In August 2017, Greg Brockman and Ilya Sutskever gathered Elon Musk’s self-proclaimed “mansion,” a 47-acre, $23 million estate in Hillsborough, south of San Francisco, to discuss the future of OpenAI. Actress Amber Heard, Musk’s girlfriend at the time, once served the group whiskey and then ran off with a friend, Brockmanfounder and president of OpenAI, testified in federal court during the trial of Musk vs. Altman on Tuesday.
Before the meeting, Musk presented Brockman and Sutskever, OpenAI’s co-founder and former chief scientist, with new Tesla Model 3 cars. “It felt like he was giving us butter,” Brockman said on the stand. “He wanted us to feel indebted to him in some way.” Sutskever tried to take revenge for the event. An amateur artist presented Musk with a painting of Tesla. Musk and other founders wanted to start a profit arm to convince investors to give them billions of dollars to pay for computing. But Musk also wanted control of the company, and Sutskever and Brockman objected to giving the Tesla CEO what they believed to be a “dictatorship” over the future of AI development. They proposed to have joint control.
After several minutes of deliberation, Musk rejected their offer. “He stood up and walked around the table,” Brockman recalled. “I really thought he was going to hit me, physically attack me.” Musk grabbed the painting, said he would cut off his funding to the nonprofit until Brockman and Sutskever left, and left the room, according to Brockman’s testimony. But that night, Musk’s so-called chief of staff Shivon Zilis called Brockman and Sutskever “to say it’s not over,” Brockman testified. “There were future discussions that included us.”
The story of the heated exchange emerged as Brockman finished his testimony on Tuesday. For OpenAI, the events in the hall are representative of frequent events of Musk’s deviant behavior that they believe undermines it his arguments about the company. Musk is vying for about $38 million in donations to OpenAI they were abused and Brockman and others on the way to creating an $852 billion profit project now known for services such as ChatGPT and Codex. Brockman, OpenAI CEO Sam Altman, and OpenAI deny any wrongdoing, and jury in Musk vs.
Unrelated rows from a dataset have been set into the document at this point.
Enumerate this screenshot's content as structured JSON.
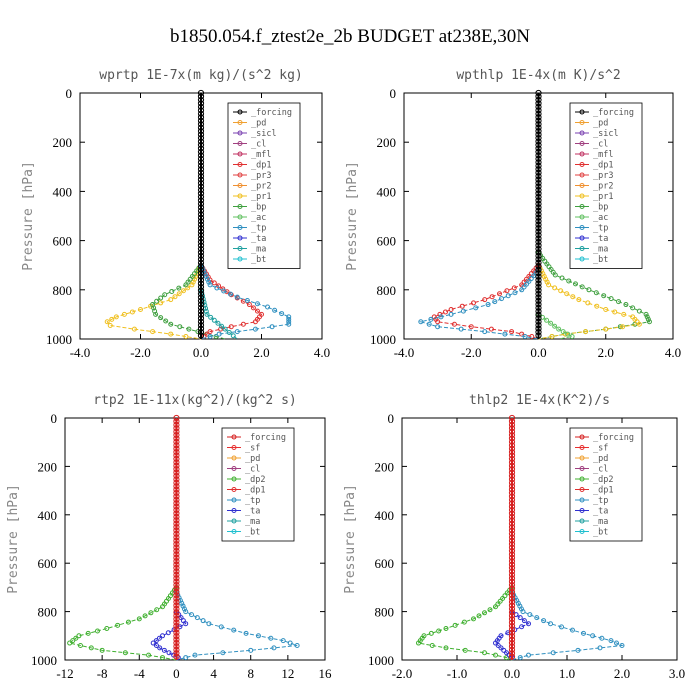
{
  "figure_title": "b1850.054.f_ztest2e_2b  BUDGET at238E,30N",
  "colors": {
    "forcing": "#d62020",
    "sf": "#e83030",
    "pd": "#f0a030",
    "sicl": "#7a40b0",
    "cl": "#a04080",
    "mfl": "#c03060",
    "dp1": "#e03030",
    "dp2": "#40b030",
    "pr1": "#f0c020",
    "pr2": "#f09030",
    "pr3": "#e04040",
    "bp": "#40a040",
    "ac": "#60c060",
    "tp": "#3090c0",
    "ta": "#3030d0",
    "ma": "#20a0a0",
    "bt": "#20c0d0",
    "black": "#000000"
  },
  "chart_data": [
    {
      "type": "line",
      "title": "wprtp  1E-7x(m kg)/(s^2 kg)",
      "ylabel": "Pressure [hPa]",
      "xlim": [
        -4.0,
        4.0
      ],
      "ylim": [
        1000,
        0
      ],
      "xticks": [
        "-4.0",
        "-2.0",
        "0.0",
        "2.0",
        "4.0"
      ],
      "yticks": [
        "0",
        "200",
        "400",
        "600",
        "800",
        "1000"
      ],
      "legend": [
        "_forcing",
        "_pd",
        "_sicl",
        "_cl",
        "_mfl",
        "_dp1",
        "_pr3",
        "_pr2",
        "_pr1",
        "_bp",
        "_ac",
        "_tp",
        "_ta",
        "_ma",
        "_bt"
      ],
      "legend_colors": [
        "black",
        "pd",
        "sicl",
        "cl",
        "mfl",
        "dp1",
        "pr3",
        "pr2",
        "pr1",
        "bp",
        "ac",
        "tp",
        "ta",
        "ma",
        "bt"
      ],
      "series": [
        {
          "name": "_pr1",
          "color": "pr1",
          "p": [
            700,
            780,
            840,
            880,
            910,
            930,
            945,
            960,
            980,
            1000
          ],
          "x": [
            0,
            -0.3,
            -1.0,
            -2.0,
            -2.8,
            -3.1,
            -3.0,
            -2.2,
            -1.0,
            0
          ]
        },
        {
          "name": "_bp",
          "color": "bp",
          "p": [
            700,
            780,
            820,
            860,
            900,
            940,
            960,
            980,
            1000
          ],
          "x": [
            0,
            -0.5,
            -1.2,
            -1.6,
            -1.5,
            -1.0,
            -0.4,
            0.2,
            0.8
          ]
        },
        {
          "name": "_dp1",
          "color": "dp1",
          "p": [
            700,
            760,
            820,
            860,
            900,
            930,
            950,
            970,
            1000
          ],
          "x": [
            0,
            0.3,
            1.0,
            1.6,
            2.0,
            1.8,
            1.0,
            0.3,
            0
          ]
        },
        {
          "name": "_tp",
          "color": "tp",
          "p": [
            700,
            780,
            830,
            870,
            910,
            940,
            960,
            980,
            1000
          ],
          "x": [
            0,
            0.3,
            1.2,
            2.2,
            2.9,
            2.9,
            1.8,
            0.6,
            0
          ]
        },
        {
          "name": "_ma",
          "color": "ma",
          "p": [
            800,
            900,
            960,
            1000
          ],
          "x": [
            0,
            0.2,
            0.8,
            1.2
          ]
        },
        {
          "name": "_forcing",
          "color": "black",
          "p": [
            0,
            1000
          ],
          "x": [
            0,
            0
          ]
        }
      ]
    },
    {
      "type": "line",
      "title": "wpthlp  1E-4x(m K)/s^2",
      "ylabel": "Pressure [hPa]",
      "xlim": [
        -4.0,
        4.0
      ],
      "ylim": [
        1000,
        0
      ],
      "xticks": [
        "-4.0",
        "-2.0",
        "0.0",
        "2.0",
        "4.0"
      ],
      "yticks": [
        "0",
        "200",
        "400",
        "600",
        "800",
        "1000"
      ],
      "legend": [
        "_forcing",
        "_pd",
        "_sicl",
        "_cl",
        "_mfl",
        "_dp1",
        "_pr3",
        "_pr2",
        "_pr1",
        "_bp",
        "_ac",
        "_tp",
        "_ta",
        "_ma",
        "_bt"
      ],
      "legend_colors": [
        "black",
        "pd",
        "sicl",
        "cl",
        "mfl",
        "dp1",
        "pr3",
        "pr2",
        "pr1",
        "bp",
        "ac",
        "tp",
        "ta",
        "ma",
        "bt"
      ],
      "series": [
        {
          "name": "_bp",
          "color": "bp",
          "p": [
            650,
            740,
            800,
            860,
            900,
            930,
            960,
            980,
            1000
          ],
          "x": [
            0,
            0.5,
            1.5,
            2.6,
            3.2,
            3.3,
            2.0,
            0.8,
            0
          ]
        },
        {
          "name": "_pr1",
          "color": "pr1",
          "p": [
            700,
            780,
            840,
            880,
            910,
            940,
            960,
            980,
            1000
          ],
          "x": [
            0,
            0.3,
            1.2,
            2.0,
            2.8,
            3.0,
            2.0,
            0.8,
            0
          ]
        },
        {
          "name": "_dp1",
          "color": "dp1",
          "p": [
            700,
            780,
            840,
            880,
            910,
            930,
            950,
            970,
            990,
            1000
          ],
          "x": [
            0,
            -0.5,
            -1.6,
            -2.6,
            -3.1,
            -3.0,
            -2.0,
            -0.8,
            -0.2,
            0
          ]
        },
        {
          "name": "_tp",
          "color": "tp",
          "p": [
            720,
            800,
            860,
            900,
            930,
            950,
            970,
            990,
            1000
          ],
          "x": [
            0,
            -0.5,
            -1.5,
            -2.6,
            -3.5,
            -3.0,
            -1.6,
            -0.4,
            0
          ]
        },
        {
          "name": "_ac",
          "color": "ac",
          "p": [
            900,
            960,
            990,
            1000
          ],
          "x": [
            0,
            0.6,
            1.0,
            0.6
          ]
        },
        {
          "name": "_forcing",
          "color": "black",
          "p": [
            0,
            1000
          ],
          "x": [
            0,
            0
          ]
        }
      ]
    },
    {
      "type": "line",
      "title": "rtp2  1E-11x(kg^2)/(kg^2 s)",
      "ylabel": "Pressure [hPa]",
      "xlim": [
        -12,
        16
      ],
      "ylim": [
        1000,
        0
      ],
      "xticks": [
        "-12",
        "-8",
        "-4",
        "0",
        "4",
        "8",
        "12",
        "16"
      ],
      "yticks": [
        "0",
        "200",
        "400",
        "600",
        "800",
        "1000"
      ],
      "legend": [
        "_forcing",
        "_sf",
        "_pd",
        "_cl",
        "_dp2",
        "_dp1",
        "_tp",
        "_ta",
        "_ma",
        "_bt"
      ],
      "legend_colors": [
        "forcing",
        "sf",
        "pd",
        "cl",
        "dp2",
        "dp1",
        "tp",
        "ta",
        "ma",
        "bt"
      ],
      "series": [
        {
          "name": "_dp2",
          "color": "dp2",
          "p": [
            700,
            780,
            830,
            870,
            900,
            930,
            960,
            980,
            1000
          ],
          "x": [
            0,
            -1.5,
            -4.0,
            -7.5,
            -10.5,
            -11.5,
            -8.0,
            -3.0,
            0
          ]
        },
        {
          "name": "_tp",
          "color": "tp",
          "p": [
            720,
            800,
            850,
            890,
            920,
            940,
            960,
            980,
            1000
          ],
          "x": [
            0,
            1.0,
            3.5,
            7.5,
            11.5,
            13.0,
            8.0,
            2.0,
            0
          ]
        },
        {
          "name": "_ta",
          "color": "ta",
          "p": [
            800,
            850,
            900,
            930,
            950,
            970,
            990,
            1000
          ],
          "x": [
            0,
            1.0,
            -1.5,
            -2.5,
            -1.8,
            -0.8,
            0.2,
            0
          ]
        },
        {
          "name": "_forcing",
          "color": "forcing",
          "p": [
            0,
            1000
          ],
          "x": [
            0,
            0
          ]
        }
      ]
    },
    {
      "type": "line",
      "title": "thlp2  1E-4x(K^2)/s",
      "ylabel": "Pressure [hPa]",
      "xlim": [
        -2.0,
        3.0
      ],
      "ylim": [
        1000,
        0
      ],
      "xticks": [
        "-2.0",
        "-1.0",
        "0.0",
        "1.0",
        "2.0",
        "3.0"
      ],
      "yticks": [
        "0",
        "200",
        "400",
        "600",
        "800",
        "1000"
      ],
      "legend": [
        "_forcing",
        "_sf",
        "_pd",
        "_cl",
        "_dp2",
        "_dp1",
        "_tp",
        "_ta",
        "_ma",
        "_bt"
      ],
      "legend_colors": [
        "forcing",
        "sf",
        "pd",
        "cl",
        "dp2",
        "dp1",
        "tp",
        "ta",
        "ma",
        "bt"
      ],
      "series": [
        {
          "name": "_dp2",
          "color": "dp2",
          "p": [
            700,
            780,
            830,
            870,
            900,
            930,
            950,
            970,
            990,
            1000
          ],
          "x": [
            0,
            -0.3,
            -0.7,
            -1.2,
            -1.6,
            -1.7,
            -1.2,
            -0.5,
            -0.1,
            0
          ]
        },
        {
          "name": "_tp",
          "color": "tp",
          "p": [
            720,
            800,
            850,
            890,
            920,
            940,
            960,
            980,
            1000
          ],
          "x": [
            0,
            0.2,
            0.7,
            1.3,
            1.8,
            2.0,
            1.2,
            0.3,
            0
          ]
        },
        {
          "name": "_ta",
          "color": "ta",
          "p": [
            800,
            850,
            900,
            930,
            950,
            970,
            990,
            1000
          ],
          "x": [
            0,
            0.3,
            -0.2,
            -0.3,
            -0.2,
            -0.1,
            0,
            0
          ]
        },
        {
          "name": "_forcing",
          "color": "forcing",
          "p": [
            0,
            1000
          ],
          "x": [
            0,
            0
          ]
        }
      ]
    }
  ]
}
Altman may begin discussing the advisory decision as soon as next week.
After Tuesday’s testimony, William Savitt, OpenAI’s attorney, told reporters that what Brockman learned in 2017 is how difficult it can be to meet your heroes. Brockman admired and respected Musk’s business acumen, but his desire for control was complete and overwhelming, Savitt said. Marc Toberoff, Musk’s attorney, told reporters that the real concern was Brockman’s motivations for sharing control, and his lust for wealth having faced scrutiny in court a day earlier.
For his part, Brockman offered another story Tuesday to emphasize why he thought Musk had no role in managing an AI company. Brockman recalled the then OpenAI researcher Alec Radford showing Musk an early version of the AI chatbot that didn’t give the answers he liked. Musk “kept saying this system is so stupid, that a kid on the internet can do better,” Brockman said. Radford was “absolutely crushed” and “disheartened” to the point where he almost quit the field of AI research, Brockman said. Brockman and Sutskever “spent a lot of time” rebuilding his confidence. Musk’s inability to see the potential in the original technology—which eventually became the basis of ChatGPT—made him ill-suited to manage OpenAI, in Brockman’s view. “You needed to dream a little,” Brockman said. And Musk hadn’t shown that he could.
Closet Fights
Brockman said Tuesday that he, Sutskever, and Altman considered voting Musk off the board of the nonprofit OpenAI as talks with him about the for-profit company have been ongoing for months. They would meet again over whiskey at Musk’s mansion to discuss alternative funding options. There was agreement on what not to do, but little on what to do instead. But Brockman and Sutskever decided to remove Musk they felt was “wrong,” Brockman testified. Ultimately, Musk went on his own after realizing OpenAI was on a path to “certain failure,” according to an email he wrote in early 2018.
Zilis, then an advisor to OpenAI and Musk, he continued to inform her about the progress in the AI project in the coming years. “He was Elon’s agent in a way,” Brockman said, referring to him as a “friend” he first met in 2012 or 2013.